Solo hay algo mejor que leer ciertos libros: hablar de ellos. Justo para eso la revista Oculta —que lanza este mes su segundo número— ha organizado el ciclo ‘La habitación’, por el que ya han pasado autores como Pilar Adón o Luis Magrinyà. ‘La habitación’ es el altillo del bar El gato verde de Lavapiés, un sitio en el que caben 20 personas, 25 si son lectores. Allí estuvo hará un par de semanas la narradora ecuatoriana Mónica Ojeda, que nació en Guayaquil hace 30 años, estudia un doctorado en Madrid y acaba de publicar una de las novelas más audaces de la temporada: Mandíbula (Candaya).
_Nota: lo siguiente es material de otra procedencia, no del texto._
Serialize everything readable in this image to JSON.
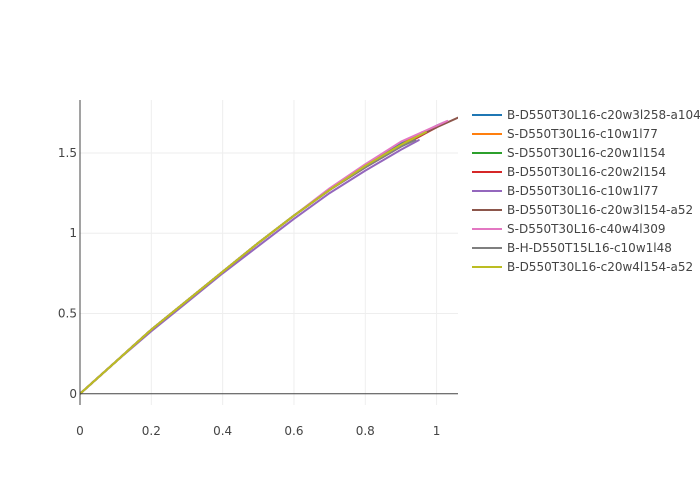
{
  "chart_data": {
    "type": "line",
    "title": "",
    "xlabel": "",
    "ylabel": "",
    "xlim": [
      0,
      1.06
    ],
    "ylim": [
      -0.07,
      1.83
    ],
    "grid": true,
    "legend_position": "right",
    "x_ticks": [
      {
        "value": 0,
        "label": "0"
      },
      {
        "value": 0.2,
        "label": "0.2"
      },
      {
        "value": 0.4,
        "label": "0.4"
      },
      {
        "value": 0.6,
        "label": "0.6"
      },
      {
        "value": 0.8,
        "label": "0.8"
      },
      {
        "value": 1,
        "label": "1"
      }
    ],
    "y_ticks": [
      {
        "value": 0,
        "label": "0"
      },
      {
        "value": 0.5,
        "label": "0.5"
      },
      {
        "value": 1,
        "label": "1"
      },
      {
        "value": 1.5,
        "label": "1.5"
      }
    ],
    "series": [
      {
        "name": "B-D550T30L16-c20w3l258-a104",
        "color": "#1f77b4",
        "x": [
          0,
          0.1,
          0.2,
          0.3,
          0.4,
          0.5,
          0.6,
          0.7,
          0.8,
          0.9,
          1.0,
          1.02
        ],
        "y": [
          0,
          0.2,
          0.4,
          0.58,
          0.76,
          0.94,
          1.11,
          1.27,
          1.42,
          1.56,
          1.67,
          1.69
        ]
      },
      {
        "name": "S-D550T30L16-c10w1l77",
        "color": "#ff7f0e",
        "x": [
          0,
          0.1,
          0.2,
          0.3,
          0.4,
          0.5,
          0.6,
          0.7,
          0.8,
          0.9,
          0.96
        ],
        "y": [
          0,
          0.2,
          0.4,
          0.58,
          0.76,
          0.94,
          1.11,
          1.27,
          1.42,
          1.55,
          1.63
        ]
      },
      {
        "name": "S-D550T30L16-c20w1l154",
        "color": "#2ca02c",
        "x": [
          0,
          0.1,
          0.2,
          0.3,
          0.4,
          0.5,
          0.6,
          0.7,
          0.8,
          0.9,
          0.98
        ],
        "y": [
          0,
          0.2,
          0.4,
          0.58,
          0.76,
          0.94,
          1.11,
          1.27,
          1.42,
          1.55,
          1.64
        ]
      },
      {
        "name": "B-D550T30L16-c20w2l154",
        "color": "#d62728",
        "x": [
          0,
          0.1,
          0.2,
          0.3,
          0.4,
          0.5,
          0.6,
          0.7,
          0.8,
          0.9,
          1.0
        ],
        "y": [
          0,
          0.2,
          0.4,
          0.58,
          0.76,
          0.94,
          1.11,
          1.27,
          1.41,
          1.54,
          1.66
        ]
      },
      {
        "name": "B-D550T30L16-c10w1l77",
        "color": "#9467bd",
        "x": [
          0,
          0.1,
          0.2,
          0.3,
          0.4,
          0.5,
          0.6,
          0.7,
          0.8,
          0.9,
          0.95
        ],
        "y": [
          0,
          0.2,
          0.39,
          0.57,
          0.75,
          0.92,
          1.09,
          1.25,
          1.39,
          1.52,
          1.58
        ]
      },
      {
        "name": "B-D550T30L16-c20w3l154-a52",
        "color": "#8c564b",
        "x": [
          0,
          0.1,
          0.2,
          0.3,
          0.4,
          0.5,
          0.6,
          0.7,
          0.8,
          0.9,
          1.0,
          1.06
        ],
        "y": [
          0,
          0.2,
          0.4,
          0.58,
          0.76,
          0.94,
          1.11,
          1.27,
          1.42,
          1.55,
          1.66,
          1.72
        ]
      },
      {
        "name": "S-D550T30L16-c40w4l309",
        "color": "#e377c2",
        "x": [
          0,
          0.1,
          0.2,
          0.3,
          0.4,
          0.5,
          0.6,
          0.7,
          0.8,
          0.9,
          1.0,
          1.03
        ],
        "y": [
          0,
          0.2,
          0.4,
          0.58,
          0.76,
          0.94,
          1.11,
          1.28,
          1.43,
          1.57,
          1.67,
          1.7
        ]
      },
      {
        "name": "B-H-D550T15L16-c10w1l48",
        "color": "#7f7f7f",
        "x": [
          0,
          0.1,
          0.2,
          0.3,
          0.4,
          0.5,
          0.6,
          0.7,
          0.8,
          0.9,
          0.94
        ],
        "y": [
          0,
          0.2,
          0.4,
          0.58,
          0.76,
          0.94,
          1.11,
          1.27,
          1.41,
          1.54,
          1.58
        ]
      },
      {
        "name": "B-D550T30L16-c20w4l154-a52",
        "color": "#bcbd22",
        "x": [
          0,
          0.1,
          0.2,
          0.3,
          0.4,
          0.5,
          0.6,
          0.7,
          0.8,
          0.9,
          0.97
        ],
        "y": [
          0,
          0.2,
          0.4,
          0.58,
          0.76,
          0.94,
          1.11,
          1.27,
          1.42,
          1.55,
          1.63
        ]
      }
    ]
  }
}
La idea era que la escritora despidiera hasta el próximo otoño las charlas de ‘La habitación’ hablando de su obra y, de paso, de eso que, por abreviar, acostumbramos a llamar literatura latinoamericana de hoy. Era la persona adecuada: forma parte de la última selección de Bogotá 39, que reúne —en una antología publicada por Galaxia Gutenberg— narradores de aquel continente menores de 40 años. Lo primero que hizo Ojeda fue prevenir a la concurrencia: el mapa no es el territorio. ¿Por qué menores de 40?, se preguntó. ¿Por qué 39 partiendo de una selección de 200?, ¿por qué solo 200?, ¿por qué tan pocas mujeres?, ¿por qué ninguna de Chile teniendo a Claudia Apablaza o a Paulina Flores? A España, dijo, no llega ni el 5% de lo que se publica allá. Ni a México, Argentina, Colombia o Ecuador. Los libros viajan mal y son caros. “En una librería de Quito valen 45 dólares y el sueldo medio ronda los 300. No hay bibliotecas públicas”. ¿Y qué hay? Internet, una vía por la que los escritores se intercambian sus libros en pdf cuando leer es un puro lujo.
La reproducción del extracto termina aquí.